Contuvo la respiración, y escuchó la risa alegre de su pequeña. Alex y Moisés también la observaban, aunque intentaban ser más disimulados que las mujeres presentes en la habitación. Simone se colgó del cuello de Alex y comenzó a hacerle cosquillas para intentar arrojarlo al suelo y atacarlo junto a Elías. Emilia les sonrío, y se incorporó para abrazar a Susan con los ojos humedecidos por la emoción.

—No sabes lo mucho que agradezco el haberlos conocido —afirmó—. Déjame ayudarte con la cena.

Ambas desaparecieron en dirección a la cocina, con los ojos de los presentes siguiéndolas en todo momento. Una vez ahí, Emilia creyó necesario hablar.

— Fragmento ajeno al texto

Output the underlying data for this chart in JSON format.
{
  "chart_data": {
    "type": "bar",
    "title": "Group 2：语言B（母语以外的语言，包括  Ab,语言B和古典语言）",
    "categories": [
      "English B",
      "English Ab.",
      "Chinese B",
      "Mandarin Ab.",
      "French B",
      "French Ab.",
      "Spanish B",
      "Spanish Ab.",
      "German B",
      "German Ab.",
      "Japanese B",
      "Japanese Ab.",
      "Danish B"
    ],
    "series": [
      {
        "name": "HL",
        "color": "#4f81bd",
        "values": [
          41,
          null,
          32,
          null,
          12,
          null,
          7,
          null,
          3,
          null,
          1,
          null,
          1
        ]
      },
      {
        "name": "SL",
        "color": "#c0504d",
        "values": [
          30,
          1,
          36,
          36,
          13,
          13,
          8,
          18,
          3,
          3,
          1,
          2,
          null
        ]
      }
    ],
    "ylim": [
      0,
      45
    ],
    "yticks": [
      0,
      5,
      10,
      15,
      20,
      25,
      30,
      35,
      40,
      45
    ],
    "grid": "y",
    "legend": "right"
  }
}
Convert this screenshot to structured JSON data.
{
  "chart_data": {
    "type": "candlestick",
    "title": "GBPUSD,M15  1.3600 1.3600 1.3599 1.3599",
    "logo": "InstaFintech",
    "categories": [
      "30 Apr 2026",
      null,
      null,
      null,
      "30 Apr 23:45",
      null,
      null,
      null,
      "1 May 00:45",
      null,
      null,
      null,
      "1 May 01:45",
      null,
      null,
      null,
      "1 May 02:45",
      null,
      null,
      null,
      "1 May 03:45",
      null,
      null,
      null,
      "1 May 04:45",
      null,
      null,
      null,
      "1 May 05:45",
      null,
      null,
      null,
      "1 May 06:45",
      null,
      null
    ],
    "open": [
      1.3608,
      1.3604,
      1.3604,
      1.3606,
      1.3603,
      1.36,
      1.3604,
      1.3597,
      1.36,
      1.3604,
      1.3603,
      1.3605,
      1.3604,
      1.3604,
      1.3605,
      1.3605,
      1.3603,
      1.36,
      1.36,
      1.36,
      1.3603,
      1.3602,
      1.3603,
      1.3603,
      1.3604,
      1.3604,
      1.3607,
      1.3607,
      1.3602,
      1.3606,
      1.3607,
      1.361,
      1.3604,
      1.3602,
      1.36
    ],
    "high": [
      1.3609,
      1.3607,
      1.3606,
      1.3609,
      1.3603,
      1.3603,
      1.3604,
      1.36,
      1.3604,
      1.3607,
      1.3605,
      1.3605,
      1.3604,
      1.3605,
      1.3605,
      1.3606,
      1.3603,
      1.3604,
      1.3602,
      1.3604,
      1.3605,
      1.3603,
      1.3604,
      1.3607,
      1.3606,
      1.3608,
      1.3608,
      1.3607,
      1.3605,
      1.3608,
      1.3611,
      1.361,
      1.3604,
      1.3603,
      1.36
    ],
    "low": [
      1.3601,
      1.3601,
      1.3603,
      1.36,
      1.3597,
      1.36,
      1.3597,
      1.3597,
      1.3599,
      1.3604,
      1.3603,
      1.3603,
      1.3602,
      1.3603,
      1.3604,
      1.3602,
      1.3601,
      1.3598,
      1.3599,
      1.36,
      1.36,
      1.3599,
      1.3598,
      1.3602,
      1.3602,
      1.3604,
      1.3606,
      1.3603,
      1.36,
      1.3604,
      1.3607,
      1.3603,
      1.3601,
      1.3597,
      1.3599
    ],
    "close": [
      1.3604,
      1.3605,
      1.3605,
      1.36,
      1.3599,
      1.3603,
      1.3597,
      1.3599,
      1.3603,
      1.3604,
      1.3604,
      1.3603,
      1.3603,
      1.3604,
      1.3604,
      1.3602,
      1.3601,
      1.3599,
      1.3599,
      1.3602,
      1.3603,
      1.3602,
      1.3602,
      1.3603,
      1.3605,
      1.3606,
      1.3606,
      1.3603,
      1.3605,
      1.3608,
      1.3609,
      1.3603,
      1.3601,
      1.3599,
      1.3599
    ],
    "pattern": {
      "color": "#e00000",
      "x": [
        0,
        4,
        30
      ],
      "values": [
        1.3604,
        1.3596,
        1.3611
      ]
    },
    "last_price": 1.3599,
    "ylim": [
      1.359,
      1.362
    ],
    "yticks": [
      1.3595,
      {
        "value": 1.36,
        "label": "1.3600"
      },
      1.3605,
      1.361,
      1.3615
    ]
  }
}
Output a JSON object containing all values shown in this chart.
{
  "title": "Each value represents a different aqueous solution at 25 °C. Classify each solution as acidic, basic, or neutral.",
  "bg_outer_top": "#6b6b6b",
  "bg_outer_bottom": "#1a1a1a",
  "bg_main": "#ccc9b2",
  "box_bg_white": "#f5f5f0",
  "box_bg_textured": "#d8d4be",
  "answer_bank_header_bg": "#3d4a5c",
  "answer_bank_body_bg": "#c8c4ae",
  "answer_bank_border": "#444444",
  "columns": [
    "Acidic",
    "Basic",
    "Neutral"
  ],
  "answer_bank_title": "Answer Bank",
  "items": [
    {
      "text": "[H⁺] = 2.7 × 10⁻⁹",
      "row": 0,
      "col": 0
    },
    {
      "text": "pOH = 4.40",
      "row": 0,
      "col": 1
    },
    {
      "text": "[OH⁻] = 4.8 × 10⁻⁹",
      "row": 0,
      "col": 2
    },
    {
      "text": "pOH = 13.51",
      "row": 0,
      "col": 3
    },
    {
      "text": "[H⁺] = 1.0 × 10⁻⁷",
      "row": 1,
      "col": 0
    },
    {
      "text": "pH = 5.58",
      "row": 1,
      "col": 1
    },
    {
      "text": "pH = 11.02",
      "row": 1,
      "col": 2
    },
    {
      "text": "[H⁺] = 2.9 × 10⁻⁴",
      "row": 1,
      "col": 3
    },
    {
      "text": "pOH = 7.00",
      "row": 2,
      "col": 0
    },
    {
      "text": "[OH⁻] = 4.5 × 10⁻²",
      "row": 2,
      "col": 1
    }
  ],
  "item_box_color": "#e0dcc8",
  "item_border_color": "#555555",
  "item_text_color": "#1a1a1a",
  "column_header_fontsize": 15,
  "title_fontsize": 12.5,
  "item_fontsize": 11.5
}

—No sabía que habías tenido una nena.

Susan se detuvo, como si una ráfaga de aire frío la hubiese congelado. Despacio, se volteó y la observó nerviosa. Sonrió, y bajó la vista de inmediato.

—Ya no la tengo —susurró—. Ahora tengo a Alex.

Emilia comprendió que la conversación había acabado. Cogió algunas de las galletas y se aprestó a salir de ahí, pero antes, volvió a abrasarse a ella con afecto.

—En serio, Susan. No sabes lo mucho que agradezco haberlos conocido.